Yash has provided an elegant solution, so I'll provide the 'boring' one.

Let $|AD| = d,$ and let $v$ be the person's speed on the highway. Then the time of travel from $A$ to $C$ is given by the equation

$t = \dfrac{d - x}{v} + \dfrac{\sqrt{x^{2} + l^{2}}}{\dfrac{v}{\sqrt{10}}}.$

Now since $d$ and $l$ are constants, the derivative with respect to $x$ is

$\dfrac{dt}{dx} = -\dfrac{1}{v} + \dfrac{\sqrt{10}*x}{v\sqrt{x^{2} + l^{2}}}.$

To find any extrema, we set this equal to $0,$ which gives us

$\sqrt{x^{2} + l^{2}} = \sqrt{10}*x \Longrightarrow x^{2} + l^{2} = 10x^{2} \Longrightarrow 9x^{2} = l^{2} \Longrightarrow x = \dfrac{l}{3}.$

So with $l = 9$ m we end up with $x = \boxed{3}$ m.

To demonstrate that this value yields a minimum, note that

$\dfrac{d^{2}t}{dx^{2}} = \dfrac{\sqrt{10}*l^{2}}{v(x^{2} + l^{2})^{\frac{3}{2}}} \gt 0,$

and thus by the second derivative test any extrema will be a minimum.

Refractive index method is not applied as the case is not usual.

Like Yash I solved this using the analogy with optics.
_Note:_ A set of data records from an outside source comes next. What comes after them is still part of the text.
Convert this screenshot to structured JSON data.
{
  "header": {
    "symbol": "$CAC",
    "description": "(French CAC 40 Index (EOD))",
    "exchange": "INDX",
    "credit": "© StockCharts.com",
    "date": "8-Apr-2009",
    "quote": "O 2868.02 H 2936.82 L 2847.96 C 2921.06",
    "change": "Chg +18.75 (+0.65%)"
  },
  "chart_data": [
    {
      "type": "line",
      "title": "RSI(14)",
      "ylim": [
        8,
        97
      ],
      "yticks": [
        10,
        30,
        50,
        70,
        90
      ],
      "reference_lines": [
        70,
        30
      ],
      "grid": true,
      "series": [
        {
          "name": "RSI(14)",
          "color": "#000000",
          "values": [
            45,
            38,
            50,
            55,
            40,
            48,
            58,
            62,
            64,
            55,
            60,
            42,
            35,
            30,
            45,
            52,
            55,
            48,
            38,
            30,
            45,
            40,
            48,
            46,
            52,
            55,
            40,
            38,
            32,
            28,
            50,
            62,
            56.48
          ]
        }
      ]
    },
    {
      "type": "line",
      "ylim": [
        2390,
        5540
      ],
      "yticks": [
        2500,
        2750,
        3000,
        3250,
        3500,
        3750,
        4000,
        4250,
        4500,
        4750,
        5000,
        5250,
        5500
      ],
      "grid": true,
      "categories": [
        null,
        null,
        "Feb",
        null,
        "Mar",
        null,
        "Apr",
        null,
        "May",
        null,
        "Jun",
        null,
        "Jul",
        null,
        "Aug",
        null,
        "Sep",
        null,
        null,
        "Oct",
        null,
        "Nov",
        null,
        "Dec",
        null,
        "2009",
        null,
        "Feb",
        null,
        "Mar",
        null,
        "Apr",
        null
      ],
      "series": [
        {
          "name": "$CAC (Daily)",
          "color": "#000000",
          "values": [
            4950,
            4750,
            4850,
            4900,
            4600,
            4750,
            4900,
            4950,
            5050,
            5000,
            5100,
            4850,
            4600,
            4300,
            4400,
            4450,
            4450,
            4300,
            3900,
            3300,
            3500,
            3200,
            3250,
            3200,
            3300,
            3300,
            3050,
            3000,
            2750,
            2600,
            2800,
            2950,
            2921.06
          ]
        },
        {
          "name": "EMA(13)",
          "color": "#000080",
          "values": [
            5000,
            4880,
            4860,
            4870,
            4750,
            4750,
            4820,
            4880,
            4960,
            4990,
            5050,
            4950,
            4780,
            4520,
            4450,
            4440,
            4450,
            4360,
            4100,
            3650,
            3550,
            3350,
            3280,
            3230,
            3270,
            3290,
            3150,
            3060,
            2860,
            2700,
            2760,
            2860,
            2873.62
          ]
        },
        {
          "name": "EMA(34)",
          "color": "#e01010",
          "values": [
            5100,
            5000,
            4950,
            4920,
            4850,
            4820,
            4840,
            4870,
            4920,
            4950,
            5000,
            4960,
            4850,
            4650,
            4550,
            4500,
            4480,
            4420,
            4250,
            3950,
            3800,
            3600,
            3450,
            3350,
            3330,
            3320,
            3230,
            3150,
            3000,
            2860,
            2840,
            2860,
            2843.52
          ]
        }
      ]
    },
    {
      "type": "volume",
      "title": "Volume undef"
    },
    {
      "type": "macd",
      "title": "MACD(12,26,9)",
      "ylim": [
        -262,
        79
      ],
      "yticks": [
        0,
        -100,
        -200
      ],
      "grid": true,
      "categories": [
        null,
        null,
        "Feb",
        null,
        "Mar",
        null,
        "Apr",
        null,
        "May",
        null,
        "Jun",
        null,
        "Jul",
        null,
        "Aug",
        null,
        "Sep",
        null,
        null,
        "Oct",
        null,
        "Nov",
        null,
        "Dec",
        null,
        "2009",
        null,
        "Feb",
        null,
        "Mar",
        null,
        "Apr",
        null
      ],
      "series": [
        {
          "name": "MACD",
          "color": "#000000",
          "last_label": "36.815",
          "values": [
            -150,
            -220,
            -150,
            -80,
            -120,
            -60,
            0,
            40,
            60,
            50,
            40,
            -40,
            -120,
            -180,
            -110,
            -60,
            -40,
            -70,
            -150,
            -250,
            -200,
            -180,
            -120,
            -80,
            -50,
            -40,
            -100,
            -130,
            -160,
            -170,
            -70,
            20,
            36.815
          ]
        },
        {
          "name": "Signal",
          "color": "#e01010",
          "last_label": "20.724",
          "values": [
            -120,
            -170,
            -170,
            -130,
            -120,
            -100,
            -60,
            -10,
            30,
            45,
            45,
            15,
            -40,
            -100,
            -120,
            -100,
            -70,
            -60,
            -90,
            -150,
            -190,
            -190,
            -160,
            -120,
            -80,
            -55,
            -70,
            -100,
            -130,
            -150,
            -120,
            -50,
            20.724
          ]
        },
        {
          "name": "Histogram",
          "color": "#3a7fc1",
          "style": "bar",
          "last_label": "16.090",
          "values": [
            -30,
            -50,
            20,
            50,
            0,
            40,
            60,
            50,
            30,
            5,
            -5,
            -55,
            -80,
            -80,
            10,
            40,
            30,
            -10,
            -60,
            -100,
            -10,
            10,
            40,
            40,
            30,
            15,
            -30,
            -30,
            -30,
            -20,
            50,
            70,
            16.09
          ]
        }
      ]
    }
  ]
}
I imagined the light ray going from C, through B to A.

The refracted ray BA lies along the boundary.

So CBD is the critical angle which is related to the refractive index $\sqrt{10}$ by

$\sin{CBD}=\dfrac{1}{\sqrt{10}}$

From this it follows easily that

$\tan{CBD}=\dfrac{1}{3}$

and so

$BD=\dfrac{9}{3}=\boxed{3}$